Der Träumer lässt die Umgebung keine Sekunde aus den Augen. Neben ihm liegt eines der Tischbeine, an dessen Ende sich ein rostroter Fleck befindet und ein kleiner Silberlöffel.

Eine Bewegung auf der anderen Straßenseite. Er duckt sich, seinen Blick angestrengt nach draußen gerichtet. Ein Huschen zwischen den verlassenen, metallenen Kutschen, dann ein kleines, grünliches Licht und ein Schatten, zu dem sich ein weiterer gesellt.

Der Träumer zischt leise und schleicht zurück zu seinen Gefährten. Sofort sind sie wach. Geduckt verlassen sie den Raum. Jeder sucht sich ein Versteck. Ich folge dem Träumer die Treppe hinauf. Oben sind drei weitere Räume. Einer von ihnen beherbergt ein großes Bett, das in der Ecke steht. Mittig im Raum liegt ein Gitterbett auf der Seite, die Kissen und Stofftiere sind herausgefallen. Der Träumer rückt das große Bett etwas von der Wand ab, die huschende Bewegung dahinter nimmt er nicht wahr.

Die zerwühlten Decken und Kissen stopft er in den entstandenen Spalt. Unten ist das Klirren von Glas zu hören, Schritte, die die Splitter zum Knacken bringen, und gedämpfte Stimmen. Schnell versteckt sich der Träumer unter den Decken. Er zittert, sein Atem geht stoßweise, sein Herzschlag ist schnell.

Panik erfüllt den ganzen Raum. Ich spüre sie, als wäre sie greifbar, und je größer sie wird, desto verlockender wird auch der Duft des Träumers.
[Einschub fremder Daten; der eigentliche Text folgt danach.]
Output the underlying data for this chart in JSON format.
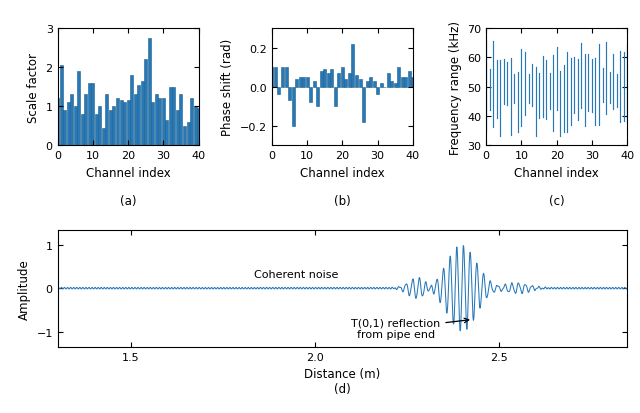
{
  "bar_color": "#2878b8",
  "bar_edge_color": "#1a5f8a",
  "n_channels": 41,
  "scale_factor_values": [
    1.2,
    2.05,
    0.9,
    1.1,
    1.3,
    1.0,
    1.9,
    0.8,
    1.3,
    1.6,
    1.6,
    0.8,
    1.0,
    0.45,
    1.3,
    0.9,
    1.0,
    1.2,
    1.15,
    1.1,
    1.15,
    1.8,
    1.3,
    1.55,
    1.65,
    2.2,
    2.75,
    1.1,
    1.3,
    1.2,
    1.2,
    0.65,
    1.5,
    1.5,
    0.9,
    1.3,
    0.5,
    0.6,
    1.2,
    1.0,
    0.95
  ],
  "phase_shift_values": [
    0.1,
    0.1,
    -0.04,
    0.1,
    0.1,
    -0.07,
    -0.2,
    0.04,
    0.05,
    0.05,
    0.05,
    -0.08,
    0.03,
    -0.1,
    0.08,
    0.09,
    0.07,
    0.09,
    -0.1,
    0.07,
    0.1,
    0.04,
    0.07,
    0.22,
    0.06,
    0.04,
    -0.18,
    0.03,
    0.05,
    0.03,
    -0.04,
    0.02,
    0.0,
    0.07,
    0.03,
    0.02,
    0.1,
    0.05,
    0.05,
    0.08,
    0.05
  ],
  "subplot_labels": [
    "(a)",
    "(b)",
    "(c)",
    "(d)"
  ],
  "xlabel_channels": "Channel index",
  "ylabel_a": "Scale factor",
  "ylabel_b": "Phase shift (rad)",
  "ylabel_c": "Frequency range (kHz)",
  "ylabel_d": "Amplitude",
  "xlabel_d": "Distance (m)",
  "ylim_a": [
    0,
    3
  ],
  "ylim_b": [
    -0.3,
    0.3
  ],
  "ylim_c": [
    30,
    70
  ],
  "xlim_channels": [
    0,
    40
  ],
  "xlim_d": [
    1.3,
    2.85
  ],
  "ylim_d": [
    -1.35,
    1.35
  ],
  "yticks_a": [
    0,
    1,
    2,
    3
  ],
  "yticks_b": [
    -0.2,
    0,
    0.2
  ],
  "yticks_c": [
    30,
    40,
    50,
    60,
    70
  ],
  "yticks_d": [
    -1,
    0,
    1
  ],
  "xticks_channels": [
    0,
    10,
    20,
    30,
    40
  ],
  "xticks_d": [
    1.5,
    2.0,
    2.5
  ],
  "annotation_noise": "Coherent noise",
  "annotation_reflection": "T(0,1) reflection\nfrom pipe end",
  "text_fontsize": 8,
  "label_fontsize": 8.5,
  "tick_fontsize": 8,
  "signal_color": "#2878b8"
}
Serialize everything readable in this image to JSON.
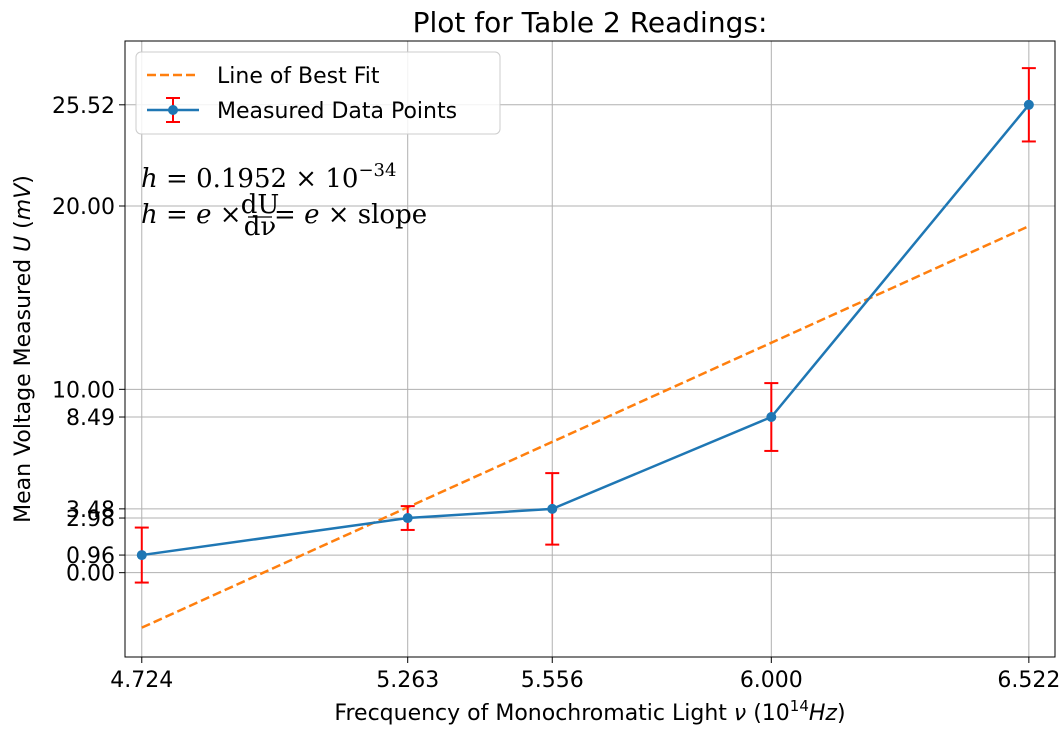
{
  "chart_data": {
    "type": "line",
    "title": "Plot for Table 2 Readings:",
    "xlabel_prefix": "Frecquency of Monochromatic Light ",
    "xlabel_symbol": "ν",
    "xlabel_units_open": " (10",
    "xlabel_units_exp": "14",
    "xlabel_units_unit": "Hz",
    "xlabel_units_close": ")",
    "ylabel_prefix": "Mean Voltage Measured ",
    "ylabel_symbol": "U",
    "ylabel_units_open": " (",
    "ylabel_units_unit": "mV",
    "ylabel_units_close": ")",
    "xlim": [
      4.69,
      6.575
    ],
    "ylim": [
      -4.6,
      29.0
    ],
    "xticks": [
      "4.724",
      "5.263",
      "5.556",
      "6.000",
      "6.522"
    ],
    "xtick_values": [
      4.724,
      5.263,
      5.556,
      6.0,
      6.522
    ],
    "yticks": [
      "0.00",
      "0.96",
      "2.98",
      "3.48",
      "8.49",
      "10.00",
      "20.00",
      "25.52"
    ],
    "ytick_values": [
      0.0,
      0.96,
      2.98,
      3.48,
      8.49,
      10.0,
      20.0,
      25.52
    ],
    "grid": true,
    "legend_position": "top-left",
    "series": [
      {
        "name": "Line of Best Fit",
        "style": "dashed",
        "color": "#ff7f0e",
        "x": [
          4.724,
          6.522
        ],
        "y": [
          -3.0,
          18.9
        ]
      },
      {
        "name": "Measured Data Points",
        "style": "solid-with-markers",
        "color": "#1f77b4",
        "errorbar_color": "#ff0000",
        "x": [
          4.724,
          5.263,
          5.556,
          6.0,
          6.522
        ],
        "y": [
          0.96,
          2.98,
          3.48,
          8.49,
          25.52
        ],
        "yerr": [
          1.5,
          0.65,
          1.95,
          1.85,
          2.0
        ]
      }
    ],
    "annotations": {
      "line1_lhs": "h",
      "line1_rhs": " = 0.1952 × 10",
      "line1_exp": "−34",
      "line2_lhs": "h",
      "line2_eq1": " = ",
      "line2_e1": "e",
      "line2_times1": " × ",
      "line2_frac_num": "dU",
      "line2_frac_den": "dν",
      "line2_eq2": " = ",
      "line2_e2": "e",
      "line2_times2": " × slope"
    }
  }
}
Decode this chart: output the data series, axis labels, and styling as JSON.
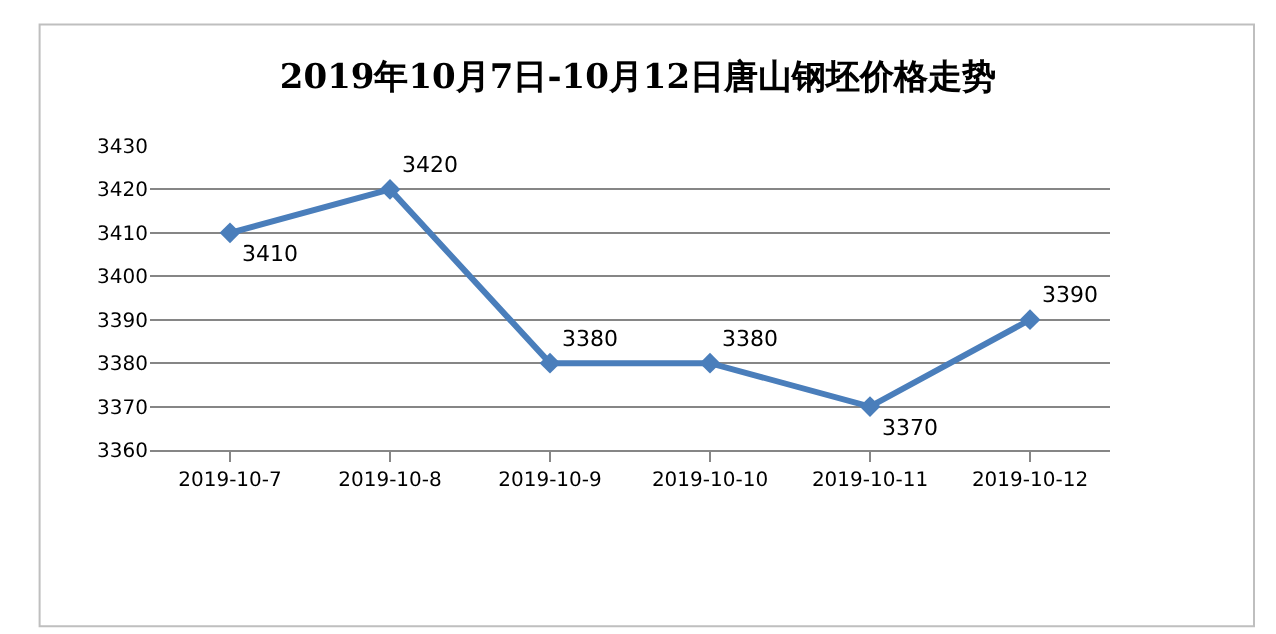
{
  "chart_data": {
    "type": "line",
    "title": "2019年10月7日-10月12日唐山钢坯价格走势",
    "categories": [
      "2019-10-7",
      "2019-10-8",
      "2019-10-9",
      "2019-10-10",
      "2019-10-11",
      "2019-10-12"
    ],
    "series": [
      {
        "color": "#4a7ebb",
        "values": [
          3410,
          3420,
          3380,
          3380,
          3370,
          3390
        ]
      }
    ],
    "ylim": [
      3360,
      3430
    ],
    "yticks": [
      3360,
      3370,
      3380,
      3390,
      3400,
      3410,
      3420,
      3430
    ],
    "grid": "y",
    "marker": "diamond",
    "line_style": "solid",
    "data_labels": true,
    "legend": false
  }
}
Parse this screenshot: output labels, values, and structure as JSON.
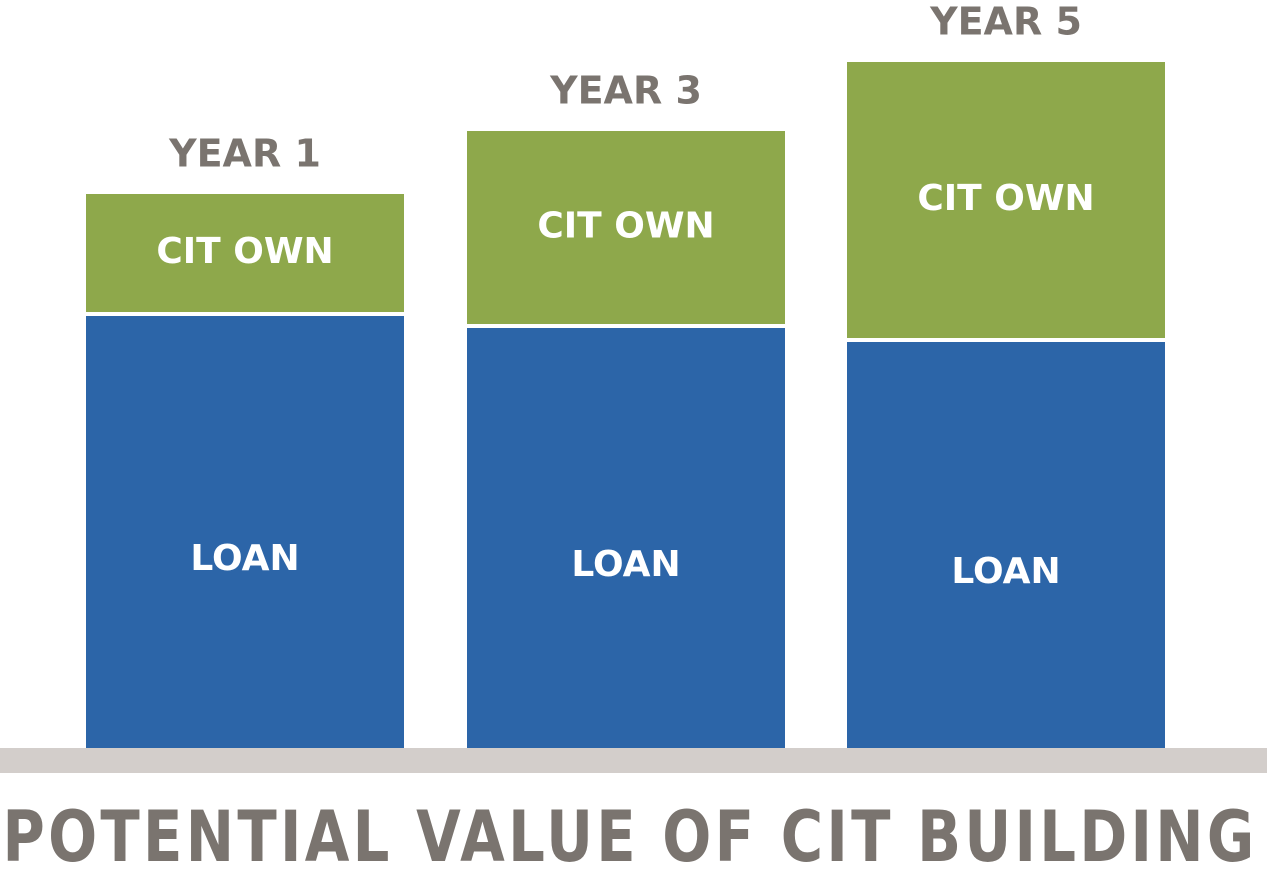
{
  "chart_data": {
    "type": "stacked-bar",
    "title": "POTENTIAL VALUE OF CIT BUILDING",
    "categories": [
      "YEAR 1",
      "YEAR 3",
      "YEAR 5"
    ],
    "series": [
      {
        "name": "LOAN",
        "color": "#2c65a8",
        "values": [
          432,
          420,
          406
        ]
      },
      {
        "name": "CIT OWN",
        "color": "#8ea84b",
        "values": [
          122,
          197,
          280
        ]
      }
    ],
    "ylim": [
      0,
      700
    ],
    "base_color": "#d3cecb"
  }
}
Es schaudert mich. Ich kann seine Angst beinahe greifen. Ich lecke mir über die Lippen und trete einen Schritt in den Raum hinein. Mein Hunger hat seinen Höhepunkt erreicht, jetzt wo auch die Angst des Träumers seinen ganzen Verstand ausfüllt.

Ich presche vorwärts, als sich hinter der Rückenlehne des großen Bettes eine fahle, tote Babyhand hervorreckt.
 

Ich blicke in angsterfüllte, dunkle Augen, höre den heftig keuchenden Atem des Menschen. Die Konturen seines Gesichtes verschwimmen langsam. Noch kann er sich nicht bewegen, doch das ändert sich gleich. Ich rücke von ihm ab, setze mich an das Ende des Bettes, mustere ihn, der mehr und mehr an Form verliert, bis er nur noch ein grauer Schemen ist. Meine Fühler sind nach hinten gebogen, meine Flügel zusammengefaltet.

Der Geruch ist fort, doch ich bin vorerst gesättigt.

Dieser Mensch ist – interessant.

Sein Duft und seine Träume sind einzigartig und seine Angst äußerst wohlschmeckend.